Airmic tackles complexities of D&O with new guide for boards

A new publication from Airmic aims to demystify directors’ and officers’ liability insurance, in a complicated area of insurance which often results in a disconnect between the product and its end users, creating the risk of a significant expectation gap in the event of a claim.

In this complex line of cover, no two D&O policies are the same or even directly comparable; and the general approach of D&O insurers is to provide cover on an affirmative basis.

Directors & Officers Liability Insurance: Perfecting Governance, Liability Challenges and Questions, published by Airmic with McGill & Partners, aims to provide an insider’s guide to D&O for end users, and for board members in particular.

Twelve questions make up the core of the guide, focusing on practical issues that commonly arise.

Although designed to be answered by reference to specific policy wordings, the answers are intended to provide general guidance as to the likely position, subject to the significant caveat that no two D&O policies are the same.

Julia Graham, CEO, Airmic, commented: “Asking the ‘right’ questions about directors’ and officers’ liabilities and insurance, before a problem arises, makes good management sense. This guide is an important contribution to our members who support their leadership, as they collectively navigate an increasingly complex world and associated governance responsibilities.”

The questions are posed from the point of view of directors and board members themselves.

• What limit am I covered for and how do I know it is the right one for my industry sector?

• Am I covered for the right types of exposures especially with regard to emerging risks?

• What happens to my insurance protection when I leave the company?

• What happens to my insurance protection in the event that the company is acquired by or merges with another company?

• What am I covered (and not covered) for and how do I make a claim under the policy?

• What impact (if any) does the company’s ability and willingness to indemnify me have on my insurance cover?

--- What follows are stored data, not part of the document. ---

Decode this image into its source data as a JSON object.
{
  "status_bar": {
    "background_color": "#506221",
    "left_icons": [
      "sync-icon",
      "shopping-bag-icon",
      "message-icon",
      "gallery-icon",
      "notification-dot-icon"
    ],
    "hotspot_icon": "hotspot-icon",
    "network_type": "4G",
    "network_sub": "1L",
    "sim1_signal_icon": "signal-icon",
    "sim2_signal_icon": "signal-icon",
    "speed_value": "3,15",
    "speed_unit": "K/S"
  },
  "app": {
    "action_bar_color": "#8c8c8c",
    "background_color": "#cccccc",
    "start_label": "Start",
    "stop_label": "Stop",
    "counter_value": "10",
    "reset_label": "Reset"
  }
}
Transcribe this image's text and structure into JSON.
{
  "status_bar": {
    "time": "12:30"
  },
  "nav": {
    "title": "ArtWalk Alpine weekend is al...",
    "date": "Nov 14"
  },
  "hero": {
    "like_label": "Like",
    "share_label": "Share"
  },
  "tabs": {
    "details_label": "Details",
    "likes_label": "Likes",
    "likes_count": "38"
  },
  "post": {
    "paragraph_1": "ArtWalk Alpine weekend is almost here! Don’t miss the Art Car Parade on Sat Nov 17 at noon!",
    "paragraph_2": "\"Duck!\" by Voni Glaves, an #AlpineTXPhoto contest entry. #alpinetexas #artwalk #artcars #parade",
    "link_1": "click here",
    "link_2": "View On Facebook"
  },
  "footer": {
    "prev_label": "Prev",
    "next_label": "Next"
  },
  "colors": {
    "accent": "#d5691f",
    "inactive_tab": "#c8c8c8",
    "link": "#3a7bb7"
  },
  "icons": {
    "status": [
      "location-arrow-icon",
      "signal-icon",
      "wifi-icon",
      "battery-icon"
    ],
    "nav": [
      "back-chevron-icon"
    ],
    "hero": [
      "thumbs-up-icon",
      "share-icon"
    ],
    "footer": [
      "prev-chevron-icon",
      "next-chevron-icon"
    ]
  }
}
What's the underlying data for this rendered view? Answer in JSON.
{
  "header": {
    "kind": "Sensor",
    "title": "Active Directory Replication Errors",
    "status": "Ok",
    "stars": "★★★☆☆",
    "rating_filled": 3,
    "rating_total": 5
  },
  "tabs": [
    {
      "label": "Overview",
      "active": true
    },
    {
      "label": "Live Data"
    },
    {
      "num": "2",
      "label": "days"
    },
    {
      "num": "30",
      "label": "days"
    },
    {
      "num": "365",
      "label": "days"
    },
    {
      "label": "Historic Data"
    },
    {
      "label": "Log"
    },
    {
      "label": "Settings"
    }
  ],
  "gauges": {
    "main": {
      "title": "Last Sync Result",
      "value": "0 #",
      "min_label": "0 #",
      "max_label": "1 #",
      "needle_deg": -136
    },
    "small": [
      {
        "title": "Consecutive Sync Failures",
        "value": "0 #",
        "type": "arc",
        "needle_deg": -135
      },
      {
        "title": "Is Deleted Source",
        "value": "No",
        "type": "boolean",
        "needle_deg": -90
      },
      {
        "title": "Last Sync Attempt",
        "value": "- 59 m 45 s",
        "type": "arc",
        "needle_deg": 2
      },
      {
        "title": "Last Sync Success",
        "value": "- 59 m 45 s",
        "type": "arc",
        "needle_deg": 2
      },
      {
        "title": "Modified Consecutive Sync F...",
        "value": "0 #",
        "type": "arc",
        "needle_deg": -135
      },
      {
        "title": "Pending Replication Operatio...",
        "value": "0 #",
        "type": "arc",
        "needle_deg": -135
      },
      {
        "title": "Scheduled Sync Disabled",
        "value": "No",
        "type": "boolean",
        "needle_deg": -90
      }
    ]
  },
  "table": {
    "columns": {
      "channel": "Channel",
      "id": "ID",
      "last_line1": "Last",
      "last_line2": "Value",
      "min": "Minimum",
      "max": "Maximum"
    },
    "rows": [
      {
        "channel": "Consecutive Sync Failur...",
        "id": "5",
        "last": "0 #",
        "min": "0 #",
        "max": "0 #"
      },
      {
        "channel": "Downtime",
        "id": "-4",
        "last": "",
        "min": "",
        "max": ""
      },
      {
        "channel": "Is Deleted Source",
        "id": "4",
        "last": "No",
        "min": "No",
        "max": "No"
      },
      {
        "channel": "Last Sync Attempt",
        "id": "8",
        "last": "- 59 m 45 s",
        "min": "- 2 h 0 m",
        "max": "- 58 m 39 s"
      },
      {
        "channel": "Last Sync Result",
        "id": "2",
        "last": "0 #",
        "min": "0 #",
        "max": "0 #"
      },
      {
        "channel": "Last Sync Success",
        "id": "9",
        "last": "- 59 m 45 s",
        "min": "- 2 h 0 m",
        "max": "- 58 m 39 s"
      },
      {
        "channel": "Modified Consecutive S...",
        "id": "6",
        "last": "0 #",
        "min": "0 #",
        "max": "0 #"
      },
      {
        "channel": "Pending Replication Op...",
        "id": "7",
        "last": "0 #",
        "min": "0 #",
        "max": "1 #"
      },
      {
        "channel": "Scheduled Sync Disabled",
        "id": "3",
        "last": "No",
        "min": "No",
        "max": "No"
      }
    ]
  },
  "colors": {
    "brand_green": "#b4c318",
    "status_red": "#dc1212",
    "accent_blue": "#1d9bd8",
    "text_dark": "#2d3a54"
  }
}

• How (if at all) might the conduct or knowledge of others with whom I share my limit affect my position?

• When (and subject to what conditions, if any) does the policy allow me to appoint a lawyer of my choice to protect my interests in the event of a claim?

• If the company becomes insolvent, does the cover remain in place and am I covered for the legal representation costs of interview by the liquidators?

• What else should I be worrying about by way of restrictions or limitations on cover?

• With which and how many employees below board level do I share my insurance limit?

• Is any part of the limit of indemnity ringfenced for me and/or for my fellow board members?


After seeing a preview of the guide, one Airmic member commented: “Don’t wait until you have a claim, read this guide and get comfortable now.”